Wednesday, February 3, 2010

When I gave birth to my son I made a big promise as I held his lifeless little body. I promised him that I would do my best to be strong for his sisters and for Justin. I promised him that I would make a real effort to take better care of myself, the house, and my girls. I also promised him that I would finish school and do my best to eventually own a house.

Link passed away while I was still carrying him on January 5, 2010. He was stillborn the next day. He died because his umbilical cord had gotten wound tightly around his neck. He died six days before I was going to get induced to have him.

Since the Lord called him home, every day has been a struggle.
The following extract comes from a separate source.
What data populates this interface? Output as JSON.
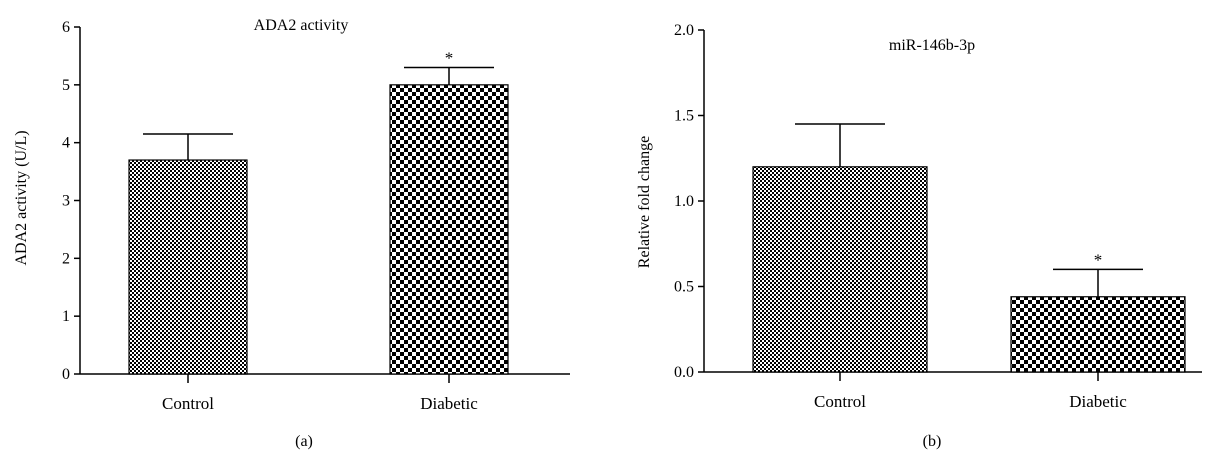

I struggle against the urge to cry at random times. I struggle to show genuine joy during moments that should be filled with laughter. I fight to bottle up the pain, but it spills out at night when the house is silent and my family sleeps.

I seek the Lord to find peace, and often find it there. There are times when it seems God is trying to distance himself, and those moments are the hardest. Really, it's me causing the distance because my hurting heart becomes hard. But eventually, his love penetrates and I feel his comfort.

Before I lost my son, I was foolish in my assumptions and my vision was clouded with ignorant pride. I assummed that I was going to give birth to a living child. I assummed that nothing bad would ever happen to him because I always had healthy pregnancies. I assummed too much.

I feel like a part of me died with Link, and that the emptiness will never be replaced.  Despite the fact that he was stillborn, I still felt the same unstoppable rush of love for him that I felt when I delivered my girls. He was perfect and beautiful. It was one of those bitter-sweet moments of life.

Someday, I will get to hold my son. On that day, he will be alive and healthy, I will hear his voice and get to look into his eyes for the first time. On that day, I will praise and give thanks to God for his wonderful faithfulness and love. Link is in a place now where he knows no pain, no sorrow, no hate. He is in the arms of Jesus, the best arms to be.